Dataset configuration
NeuRepTrace can run time-resolved decoding from JSON or YAML configs. The config
keeps dataset-specific file conventions outside Python workflow code, which makes
legacy project layouts such as PyMEGDec's Part*Data.mat files expressible as a
recipe rather than a separate package.
Commands
Validate a config and all referenced input files:
neureptrace validate-dataset-config configs/bush_meg/stimulus_decoding.yml --check-files
Print the effective config after overrides, participant expansion, and input-file resolution:
neureptrace validate-dataset-config configs/bush_meg/stimulus_decoding.yml \
--set participants.ids=2 \
--print-effective-config
Run the configured decoder:
neureptrace decode-from-config configs/bush_meg/stimulus_decoding.yml
Override individual values without copying the config:
neureptrace decode-from-config configs/bush_meg/stimulus_decoding.yml \
--set participants.ids='[2,3,4]' \
--set decoding.classifier=lda \
--set preprocessing.pca_components=50
Override values are parsed as JSON scalars when possible, so lists should be quoted as JSON.
Config structure
A config has five conceptual layers:
schema_version: neureptrace.dataset.v1
paths:
base: cwd # cwd | config_dir | project_root
dataset:
name: bush_meg
type: fieldtrip_mat
root: ${BUSH_MEG_DATA_DIR}
participant_file: "Part{participant}Data.mat"
variable: data
participants:
ids: "1-4,6,8"
validation:
channel_policy: exact
metadata:
columns:
- name: stimulus_class
index: 0
maps:
stimulus_class:
1: face
2: object
filters:
- column: stimulus_class
include: [1, 2]
preprocessing:
tmin: -0.2
tmax: 0.6
window_size: 0.1
window_step: 0.05
decoding:
label_column: stimulus_class
group_column: participant
classifier: multiclass-svm
outputs:
base_dir: results/bush_meg
summary_csv: stimulus_summary.csv
observations_csv: stimulus_observations.csv
provenance: true
dataset describes how files are found and read. metadata maps source
metadata into named columns, optionally recodes values, and can filter trials.

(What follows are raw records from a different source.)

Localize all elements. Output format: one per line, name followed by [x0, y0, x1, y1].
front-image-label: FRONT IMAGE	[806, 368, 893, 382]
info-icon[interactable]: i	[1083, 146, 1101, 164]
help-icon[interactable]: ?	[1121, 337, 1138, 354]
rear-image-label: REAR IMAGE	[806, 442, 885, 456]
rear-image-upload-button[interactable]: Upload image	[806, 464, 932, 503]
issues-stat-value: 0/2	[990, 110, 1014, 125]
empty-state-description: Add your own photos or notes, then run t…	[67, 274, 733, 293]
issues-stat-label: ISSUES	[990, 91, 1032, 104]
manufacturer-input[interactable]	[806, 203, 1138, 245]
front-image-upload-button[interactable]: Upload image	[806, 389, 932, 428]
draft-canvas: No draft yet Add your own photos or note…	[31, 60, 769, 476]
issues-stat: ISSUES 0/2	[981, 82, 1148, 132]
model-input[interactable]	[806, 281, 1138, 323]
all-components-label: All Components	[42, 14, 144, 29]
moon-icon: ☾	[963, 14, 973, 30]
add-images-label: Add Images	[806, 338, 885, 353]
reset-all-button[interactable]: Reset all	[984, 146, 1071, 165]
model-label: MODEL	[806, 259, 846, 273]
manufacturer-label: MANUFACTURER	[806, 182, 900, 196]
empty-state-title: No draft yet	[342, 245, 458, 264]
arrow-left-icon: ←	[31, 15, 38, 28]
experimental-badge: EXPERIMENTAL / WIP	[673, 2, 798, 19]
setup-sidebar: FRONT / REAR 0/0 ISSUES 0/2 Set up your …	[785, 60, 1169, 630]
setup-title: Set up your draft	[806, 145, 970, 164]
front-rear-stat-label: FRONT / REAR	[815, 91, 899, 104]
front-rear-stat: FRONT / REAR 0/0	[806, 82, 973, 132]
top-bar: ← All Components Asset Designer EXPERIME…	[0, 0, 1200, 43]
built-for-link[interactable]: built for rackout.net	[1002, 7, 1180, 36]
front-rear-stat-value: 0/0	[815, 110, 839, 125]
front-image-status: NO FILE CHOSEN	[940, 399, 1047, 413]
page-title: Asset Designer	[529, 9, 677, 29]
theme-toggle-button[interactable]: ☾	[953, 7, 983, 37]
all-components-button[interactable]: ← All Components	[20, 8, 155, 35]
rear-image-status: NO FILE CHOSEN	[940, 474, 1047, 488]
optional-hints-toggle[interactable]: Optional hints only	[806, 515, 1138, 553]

preprocessing controls windowing and normalization. decoding selects labels,
grouping, classifiers, calibration, and tuning. outputs names the generated
CSVs and provenance sidecars.
Path semantics
Input files are resolved relative to dataset.root when that key is present,
otherwise relative to the config file directory. Output paths are intentionally
separate: relative output paths are resolved against outputs.base_dir when it
is configured, or against paths.base otherwise.
paths.base supports:
cwd: the current working directory; this is the default for output paths.config_dir: the directory containing the YAML/JSON config.project_root: the nearest parent containingpyproject.tomlor.git, with the current working directory as fallback.
This prevents a config under configs/bush_meg/ from unexpectedly writing to
configs/bush_meg/results/....
Dataset types
mne_epochs
Use this when the data already exists as an MNE Epochs FIF file:
dataset:
type: mne_epochs
epochs: data/sub-01_epo.fif
metadata_csv: data/sub-01_events.csv
If the epochs file already contains metadata, metadata_csv can be omitted. When
--check-files is used, both the epochs file and metadata_csv are checked.
fieldtrip_mat
Use this for FieldTrip-like MATLAB structs with trial, time, label, and
trialinfo fields:
dataset:
type: fieldtrip_mat
root: ${BUSH_MEG_DATA_DIR}
participant_file: "Part{participant}Data.mat"
variable: data
fields:
trial: trial
time: time
label: label
trialinfo: trialinfo
participants:
ids: "1-4,6,8"
For main/cue transfer or other multi-file setups, use explicit files and attach metadata to each file:
dataset:
type: fieldtrip_mat
root: ${BUSH_MEG_DATA_DIR}
files:
- path: "Part2Data.mat"
participant: 2
split: main
- path: "Part2CueData.mat"
participant: 2
split: cue
Extra keys on each file entry become metadata columns after loading.
Channel alignment
validation.channel_policy controls multi-file concatenation:
exact: all files must have identical channel names in identical order.intersection: keep only channels present in every file, in the first file's order, and record dropped channels in provenance.first_dataset: keep the first file's channel set and order; later files may have extra channels, but must contain all first-file channels.
exact is the recommended default for scientific reproducibility.
Provenance
Config-driven workflows write sidecar files such as:
stimulus_decoding_summary.csv.provenance.json
The sidecar records the config path, effective config hash, input files, optional input-file SHA-256 hashes, and the fixed random seed used by current decoding workflows. Disable sidecars with:
outputs:
provenance: false
Disable input hashing for very large files with:
outputs:
hash_input_files: false